Noch etwas besser als beim Umsatz sah es 2022 beim Gewinn aus. Das Ergebnis vor Steuern kletterte um 34% auf 99,7 Millionen Euro. Die Bruttoumsatzmarge erhöhte sich von 19,5% auf 21,0%. Unter dem Strich errechnete sich ein Konzern-Jahresüberschuss von 71,8 Millionen Euro – ein Plus von 30,8%.

Die Aktionäre sollen von den hervorragenden Geschäften mit einer kräftigen Dividendenerhöhung profitieren. Der Vorstand schlägt zwar eine unveränderte Basisdividende von 0,85 Euro je Vorzugsaktie vor. Allerdings soll der Bonus von 8,20 Euro auf  10,20 Euro zulegen. Insgesamt steigt damit die Gesamtdividende je Vorzugsaktie von 9,05 Euro auf 11,05 Euro – also um 22%. 

Vorsichtig-optimistischer Ausblick auf 2023

Für das laufende Geschäftsjahr 2023 zeigt sich Hermle aufgrund des hohen Auftragsbestands und die guten Nachfrage in den ersten Monaten „vorsichtig optimistisch“.  Das Unternehmen verweist auf die geopolitischen Risiken und die instabilen Finanzmärkte, die eine Dämpfung der Investitionsbereitschaft der Industrie zur Folge haben könne.

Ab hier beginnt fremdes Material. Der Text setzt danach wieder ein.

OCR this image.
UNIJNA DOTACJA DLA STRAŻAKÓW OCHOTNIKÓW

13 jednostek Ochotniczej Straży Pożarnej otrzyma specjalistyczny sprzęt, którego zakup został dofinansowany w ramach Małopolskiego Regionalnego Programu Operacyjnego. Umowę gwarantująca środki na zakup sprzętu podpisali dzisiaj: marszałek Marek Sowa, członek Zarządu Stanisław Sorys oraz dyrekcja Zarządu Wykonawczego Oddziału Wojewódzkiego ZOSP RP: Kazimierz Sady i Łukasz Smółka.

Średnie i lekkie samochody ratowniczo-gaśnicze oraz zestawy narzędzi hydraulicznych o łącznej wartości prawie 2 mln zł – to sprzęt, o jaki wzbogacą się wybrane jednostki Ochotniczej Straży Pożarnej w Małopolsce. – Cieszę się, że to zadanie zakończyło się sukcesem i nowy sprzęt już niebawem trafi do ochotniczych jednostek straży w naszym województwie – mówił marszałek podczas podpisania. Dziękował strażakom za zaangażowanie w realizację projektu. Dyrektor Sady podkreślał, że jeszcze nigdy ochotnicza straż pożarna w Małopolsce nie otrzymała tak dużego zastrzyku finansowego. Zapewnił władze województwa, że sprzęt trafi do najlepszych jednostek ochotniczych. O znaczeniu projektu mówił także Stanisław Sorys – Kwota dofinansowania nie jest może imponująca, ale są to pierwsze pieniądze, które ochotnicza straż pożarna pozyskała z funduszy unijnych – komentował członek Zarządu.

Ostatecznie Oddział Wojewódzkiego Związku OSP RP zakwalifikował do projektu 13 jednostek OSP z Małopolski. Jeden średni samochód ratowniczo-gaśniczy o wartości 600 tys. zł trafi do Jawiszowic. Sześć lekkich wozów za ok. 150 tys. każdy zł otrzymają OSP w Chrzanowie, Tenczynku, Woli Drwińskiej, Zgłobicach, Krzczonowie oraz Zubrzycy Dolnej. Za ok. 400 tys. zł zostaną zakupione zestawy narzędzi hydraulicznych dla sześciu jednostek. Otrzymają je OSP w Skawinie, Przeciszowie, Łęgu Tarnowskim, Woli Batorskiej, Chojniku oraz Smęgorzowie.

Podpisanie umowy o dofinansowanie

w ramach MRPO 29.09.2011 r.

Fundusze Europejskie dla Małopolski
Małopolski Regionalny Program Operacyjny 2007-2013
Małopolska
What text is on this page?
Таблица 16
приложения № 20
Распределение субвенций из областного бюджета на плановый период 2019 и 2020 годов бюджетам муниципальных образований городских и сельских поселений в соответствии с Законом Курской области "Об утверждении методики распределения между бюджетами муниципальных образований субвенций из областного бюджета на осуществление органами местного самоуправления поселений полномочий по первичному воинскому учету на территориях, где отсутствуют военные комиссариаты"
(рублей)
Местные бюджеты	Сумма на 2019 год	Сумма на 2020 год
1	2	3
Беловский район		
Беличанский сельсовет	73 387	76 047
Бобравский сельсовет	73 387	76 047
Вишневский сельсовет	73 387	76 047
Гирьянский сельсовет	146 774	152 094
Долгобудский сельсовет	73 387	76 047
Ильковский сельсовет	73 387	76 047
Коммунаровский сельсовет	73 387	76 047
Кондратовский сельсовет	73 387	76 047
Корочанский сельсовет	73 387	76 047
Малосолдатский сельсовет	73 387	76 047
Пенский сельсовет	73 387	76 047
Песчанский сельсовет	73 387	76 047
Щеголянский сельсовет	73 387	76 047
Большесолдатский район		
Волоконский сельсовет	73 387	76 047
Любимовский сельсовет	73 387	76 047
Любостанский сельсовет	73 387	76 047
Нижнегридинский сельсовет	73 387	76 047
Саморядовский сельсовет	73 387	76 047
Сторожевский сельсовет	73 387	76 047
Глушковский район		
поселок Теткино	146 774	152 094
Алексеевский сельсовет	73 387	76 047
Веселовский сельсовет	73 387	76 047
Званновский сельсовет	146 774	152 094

Ohne externe Störungen kann sich das Management einen Anstieg des Konzernumsatzes um 10% vorstellen, rechnet aber mindestens mit  einem Geschäft auf Vorjahresniveau. Das Betriebsergebnis soll entsprechend stabil bis leicht steigend ausfallen. Die Vorzugsaktie von Hermle gibt in einem schwächeren Marktumfeld im Vormittagshandel um rund 1,5% auf Kurse um 227 Euro nach. Das liegt deutlich über dem Zwölfmonatstief von 187 Euro, ist aber auch noch ein Stück vom Jahreshoch von 255 Euro entfernt.